Although nurses don't make as much money as doctors, nurse salaries have increased significantly over the last couple of decades. In fact, U.S. nurses are among the highest paid worldwide. Like most medical professionals, nurses can count on gradual salary increases to match the cost of living, and increasing demand for primary care providers due to the Affordable Care Act is likely to keep upward pressure on salaries.
Current Nurse Salaries
Licensed vocational or practical nurses are on the low end of the nurse pay scale. LVNs earned a median salary of $41,540 in 2012, according to data from the U.S. Bureau of Labor Statistics. Registered nurses earn considerably more than LVNs. The BLS reports that RNS had a median salary of $65,470 in 2012. Nurse practitioners are advanced practice nurses who have a master's in nursing or the equivalent. Most nurse practitioners earn 25 to 30 percent more than RNs. According to the BLS, nurse practitioners earned a median salary of $89,140 in 2012.
Future Nurse Pay
According to BLS data, RNs working at physicians' offices earned an average salary of $49,000 in 2002. By 2010 the average physician office RN salary had increased to $70,530, an increase of 30 percent. Furthermore, RN salaries increased by 6 percent from 2009 to 2010. Given the strong demand for RNs and nurse practitioners over the next few years, nurse salaries will almost certainly continue to increase.
Advanced Practice Nurses
Advanced practice nurses can diagnose conditions, prescribe drugs and undertake most primary care roles that doctors perform. Demand for less-expensive APNs has increased over the last several years, and that trend is certain to continue, given the ongoing rollout of the ACA. According to the BLS, APNs, including clinical nurse specialists, nurse anesthetists, nurse-midwives and nurse practitioners, have excellent job and salary prospects.
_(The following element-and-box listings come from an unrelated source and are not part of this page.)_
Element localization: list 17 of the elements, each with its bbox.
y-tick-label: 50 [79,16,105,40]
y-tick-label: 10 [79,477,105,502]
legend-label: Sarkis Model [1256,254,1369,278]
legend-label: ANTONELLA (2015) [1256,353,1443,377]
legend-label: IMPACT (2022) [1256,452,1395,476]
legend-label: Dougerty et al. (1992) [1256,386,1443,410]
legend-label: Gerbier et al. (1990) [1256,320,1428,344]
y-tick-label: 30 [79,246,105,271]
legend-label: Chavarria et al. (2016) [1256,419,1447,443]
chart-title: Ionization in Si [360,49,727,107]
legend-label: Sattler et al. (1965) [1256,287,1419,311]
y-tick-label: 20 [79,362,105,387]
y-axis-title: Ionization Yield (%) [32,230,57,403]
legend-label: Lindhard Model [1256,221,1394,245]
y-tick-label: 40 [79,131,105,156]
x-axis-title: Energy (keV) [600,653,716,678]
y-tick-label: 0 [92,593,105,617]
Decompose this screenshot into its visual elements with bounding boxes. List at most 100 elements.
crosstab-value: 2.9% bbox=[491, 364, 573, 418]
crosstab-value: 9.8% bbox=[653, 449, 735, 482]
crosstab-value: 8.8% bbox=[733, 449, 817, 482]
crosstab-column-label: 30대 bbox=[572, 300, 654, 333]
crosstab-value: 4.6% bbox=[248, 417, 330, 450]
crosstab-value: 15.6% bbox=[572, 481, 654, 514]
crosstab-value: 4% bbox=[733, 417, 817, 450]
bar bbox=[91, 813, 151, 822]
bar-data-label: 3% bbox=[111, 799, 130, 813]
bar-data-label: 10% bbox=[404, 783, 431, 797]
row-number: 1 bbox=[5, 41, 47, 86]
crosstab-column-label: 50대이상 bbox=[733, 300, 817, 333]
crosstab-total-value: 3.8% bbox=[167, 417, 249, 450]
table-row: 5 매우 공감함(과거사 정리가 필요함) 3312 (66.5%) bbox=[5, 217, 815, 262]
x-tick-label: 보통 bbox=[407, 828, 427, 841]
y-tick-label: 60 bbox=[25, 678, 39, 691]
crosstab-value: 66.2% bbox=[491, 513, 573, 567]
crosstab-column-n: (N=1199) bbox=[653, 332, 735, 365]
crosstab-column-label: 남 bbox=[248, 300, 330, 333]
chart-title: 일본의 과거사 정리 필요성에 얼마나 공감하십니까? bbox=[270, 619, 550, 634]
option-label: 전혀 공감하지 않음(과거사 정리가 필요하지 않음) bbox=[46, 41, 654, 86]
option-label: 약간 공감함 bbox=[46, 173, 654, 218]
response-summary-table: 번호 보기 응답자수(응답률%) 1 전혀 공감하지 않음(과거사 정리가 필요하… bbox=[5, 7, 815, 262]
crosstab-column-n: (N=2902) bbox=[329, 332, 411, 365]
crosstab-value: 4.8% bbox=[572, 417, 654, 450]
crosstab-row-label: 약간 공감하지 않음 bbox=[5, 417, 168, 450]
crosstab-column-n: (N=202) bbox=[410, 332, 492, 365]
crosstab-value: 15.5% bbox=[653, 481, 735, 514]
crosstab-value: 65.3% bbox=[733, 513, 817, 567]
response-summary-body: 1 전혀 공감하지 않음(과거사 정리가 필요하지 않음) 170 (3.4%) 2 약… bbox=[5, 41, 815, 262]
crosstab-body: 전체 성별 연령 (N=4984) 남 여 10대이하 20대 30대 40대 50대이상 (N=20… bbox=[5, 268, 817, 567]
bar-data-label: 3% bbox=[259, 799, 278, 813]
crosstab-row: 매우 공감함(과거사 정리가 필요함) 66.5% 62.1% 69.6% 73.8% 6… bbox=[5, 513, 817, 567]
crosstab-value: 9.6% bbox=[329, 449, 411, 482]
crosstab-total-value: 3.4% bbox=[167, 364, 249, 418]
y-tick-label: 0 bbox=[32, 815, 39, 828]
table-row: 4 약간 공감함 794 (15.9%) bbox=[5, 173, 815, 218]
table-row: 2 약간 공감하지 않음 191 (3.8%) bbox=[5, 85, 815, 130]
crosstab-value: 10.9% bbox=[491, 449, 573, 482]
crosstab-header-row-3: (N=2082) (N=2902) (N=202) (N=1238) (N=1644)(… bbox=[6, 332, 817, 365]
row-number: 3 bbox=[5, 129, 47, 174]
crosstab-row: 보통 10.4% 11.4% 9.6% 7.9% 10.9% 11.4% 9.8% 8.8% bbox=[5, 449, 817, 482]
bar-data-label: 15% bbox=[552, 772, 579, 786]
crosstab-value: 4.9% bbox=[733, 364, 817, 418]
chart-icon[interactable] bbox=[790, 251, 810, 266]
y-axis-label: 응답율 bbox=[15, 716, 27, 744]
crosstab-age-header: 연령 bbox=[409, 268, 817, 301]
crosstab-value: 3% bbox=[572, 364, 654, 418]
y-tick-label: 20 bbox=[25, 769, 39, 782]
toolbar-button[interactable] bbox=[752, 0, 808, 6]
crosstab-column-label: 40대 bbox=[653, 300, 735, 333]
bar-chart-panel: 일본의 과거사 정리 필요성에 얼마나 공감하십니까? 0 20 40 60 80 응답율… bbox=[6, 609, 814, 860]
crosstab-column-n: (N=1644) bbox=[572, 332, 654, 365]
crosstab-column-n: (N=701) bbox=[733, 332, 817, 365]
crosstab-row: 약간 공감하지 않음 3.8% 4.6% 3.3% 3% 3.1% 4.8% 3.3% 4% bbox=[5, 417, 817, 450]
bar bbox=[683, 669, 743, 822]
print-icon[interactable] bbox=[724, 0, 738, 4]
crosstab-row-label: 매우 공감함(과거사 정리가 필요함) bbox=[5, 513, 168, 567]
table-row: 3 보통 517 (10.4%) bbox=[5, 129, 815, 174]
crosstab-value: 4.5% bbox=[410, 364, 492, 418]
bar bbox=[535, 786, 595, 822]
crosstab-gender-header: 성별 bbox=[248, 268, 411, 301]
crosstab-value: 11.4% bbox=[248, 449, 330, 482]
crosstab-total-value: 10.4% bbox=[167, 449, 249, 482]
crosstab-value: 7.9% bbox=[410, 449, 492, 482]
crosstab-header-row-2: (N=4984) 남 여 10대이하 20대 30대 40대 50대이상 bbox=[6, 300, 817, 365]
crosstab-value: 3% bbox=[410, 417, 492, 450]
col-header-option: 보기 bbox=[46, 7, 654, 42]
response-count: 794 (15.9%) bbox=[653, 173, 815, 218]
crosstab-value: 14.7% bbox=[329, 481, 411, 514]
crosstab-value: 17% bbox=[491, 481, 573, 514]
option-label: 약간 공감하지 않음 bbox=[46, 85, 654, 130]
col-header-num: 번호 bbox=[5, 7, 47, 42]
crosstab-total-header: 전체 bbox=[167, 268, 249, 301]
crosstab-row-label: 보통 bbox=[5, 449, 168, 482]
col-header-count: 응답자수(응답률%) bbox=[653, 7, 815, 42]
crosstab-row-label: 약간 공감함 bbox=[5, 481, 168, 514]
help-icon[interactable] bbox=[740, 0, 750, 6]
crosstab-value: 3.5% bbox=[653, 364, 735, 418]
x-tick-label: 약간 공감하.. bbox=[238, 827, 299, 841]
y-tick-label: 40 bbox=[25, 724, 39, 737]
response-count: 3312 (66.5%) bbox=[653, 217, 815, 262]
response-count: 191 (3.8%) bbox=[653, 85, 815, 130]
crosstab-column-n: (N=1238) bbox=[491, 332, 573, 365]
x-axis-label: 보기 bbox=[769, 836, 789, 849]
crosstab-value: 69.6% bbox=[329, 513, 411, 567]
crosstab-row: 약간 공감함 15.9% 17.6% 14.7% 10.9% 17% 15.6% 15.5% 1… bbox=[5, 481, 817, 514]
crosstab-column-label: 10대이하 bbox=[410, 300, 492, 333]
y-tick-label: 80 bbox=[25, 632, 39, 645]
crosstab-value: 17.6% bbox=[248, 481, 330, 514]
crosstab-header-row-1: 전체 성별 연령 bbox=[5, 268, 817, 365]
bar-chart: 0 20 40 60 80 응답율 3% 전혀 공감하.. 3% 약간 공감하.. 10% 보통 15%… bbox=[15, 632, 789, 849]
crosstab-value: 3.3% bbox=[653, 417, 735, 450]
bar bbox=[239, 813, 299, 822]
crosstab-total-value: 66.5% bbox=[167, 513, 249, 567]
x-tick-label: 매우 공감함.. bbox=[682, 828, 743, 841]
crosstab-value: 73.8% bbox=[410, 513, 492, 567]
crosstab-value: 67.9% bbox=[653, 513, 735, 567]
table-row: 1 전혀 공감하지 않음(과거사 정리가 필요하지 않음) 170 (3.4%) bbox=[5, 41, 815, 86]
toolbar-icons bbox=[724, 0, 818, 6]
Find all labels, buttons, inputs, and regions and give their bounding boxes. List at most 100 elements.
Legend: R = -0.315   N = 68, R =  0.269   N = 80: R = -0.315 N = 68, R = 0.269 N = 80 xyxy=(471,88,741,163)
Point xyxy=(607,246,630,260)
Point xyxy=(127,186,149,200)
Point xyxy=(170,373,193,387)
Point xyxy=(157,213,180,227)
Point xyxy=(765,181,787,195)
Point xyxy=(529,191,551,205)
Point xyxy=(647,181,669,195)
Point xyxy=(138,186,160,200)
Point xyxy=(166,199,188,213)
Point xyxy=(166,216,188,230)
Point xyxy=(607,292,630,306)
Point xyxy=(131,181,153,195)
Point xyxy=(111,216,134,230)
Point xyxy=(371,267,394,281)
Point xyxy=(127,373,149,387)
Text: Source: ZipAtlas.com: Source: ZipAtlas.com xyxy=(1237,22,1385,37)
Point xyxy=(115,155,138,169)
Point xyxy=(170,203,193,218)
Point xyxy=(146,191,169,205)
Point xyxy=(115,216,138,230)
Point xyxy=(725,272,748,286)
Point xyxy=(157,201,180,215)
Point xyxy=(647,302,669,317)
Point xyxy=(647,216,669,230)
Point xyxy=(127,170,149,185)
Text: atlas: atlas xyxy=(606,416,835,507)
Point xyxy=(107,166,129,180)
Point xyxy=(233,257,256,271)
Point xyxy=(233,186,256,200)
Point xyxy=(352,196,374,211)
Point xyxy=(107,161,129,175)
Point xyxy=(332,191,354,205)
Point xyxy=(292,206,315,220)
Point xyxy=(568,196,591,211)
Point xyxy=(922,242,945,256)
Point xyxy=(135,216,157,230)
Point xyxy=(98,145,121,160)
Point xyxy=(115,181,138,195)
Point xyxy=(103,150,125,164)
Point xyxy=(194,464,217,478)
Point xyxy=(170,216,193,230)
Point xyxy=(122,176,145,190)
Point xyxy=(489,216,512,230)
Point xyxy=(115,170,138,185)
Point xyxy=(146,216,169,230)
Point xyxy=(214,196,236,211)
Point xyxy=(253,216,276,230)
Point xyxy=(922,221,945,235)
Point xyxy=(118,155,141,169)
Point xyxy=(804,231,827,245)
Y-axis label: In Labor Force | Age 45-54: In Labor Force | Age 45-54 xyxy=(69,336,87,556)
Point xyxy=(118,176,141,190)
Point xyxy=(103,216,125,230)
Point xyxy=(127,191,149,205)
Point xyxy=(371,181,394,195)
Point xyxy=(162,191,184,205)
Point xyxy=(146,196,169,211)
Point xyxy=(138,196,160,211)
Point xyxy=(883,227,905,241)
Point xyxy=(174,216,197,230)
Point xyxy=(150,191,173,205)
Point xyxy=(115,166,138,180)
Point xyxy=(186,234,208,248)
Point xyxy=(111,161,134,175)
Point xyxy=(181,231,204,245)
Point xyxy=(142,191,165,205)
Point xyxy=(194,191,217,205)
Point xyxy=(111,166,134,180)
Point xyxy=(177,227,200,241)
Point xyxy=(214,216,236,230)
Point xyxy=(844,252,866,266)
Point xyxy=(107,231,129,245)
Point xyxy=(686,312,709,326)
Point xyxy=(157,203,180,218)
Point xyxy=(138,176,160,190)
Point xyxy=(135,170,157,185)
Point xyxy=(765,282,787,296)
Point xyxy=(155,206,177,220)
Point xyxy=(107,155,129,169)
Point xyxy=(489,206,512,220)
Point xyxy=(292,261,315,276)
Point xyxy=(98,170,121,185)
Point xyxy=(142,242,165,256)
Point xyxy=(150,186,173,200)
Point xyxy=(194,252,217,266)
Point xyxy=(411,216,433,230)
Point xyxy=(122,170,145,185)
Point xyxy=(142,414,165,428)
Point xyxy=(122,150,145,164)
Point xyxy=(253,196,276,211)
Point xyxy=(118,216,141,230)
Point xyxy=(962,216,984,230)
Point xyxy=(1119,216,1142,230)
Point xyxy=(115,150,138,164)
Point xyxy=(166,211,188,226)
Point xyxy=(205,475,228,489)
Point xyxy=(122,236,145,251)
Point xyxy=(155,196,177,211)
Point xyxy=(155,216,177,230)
It projects that APNs will continue to be in high demand at least through 2020, especially in inner cities and rural areas, where relatively few doctors work.
Fewer LVNs at Hospitals
Although overall job prospects for LVNs are relatively good, they're unlikely to enjoy demand as high as RNs or APNs, mainly because fewer hospitals and acute care facilities are hiring LVNs, largely for liability reasons. LVNs increasingly are working at nursing facilities, doctors' offices and primary care clinics. This situation means LVNs might not be in the same position as RNs and APNS to enjoy significant demand-induced salary increases.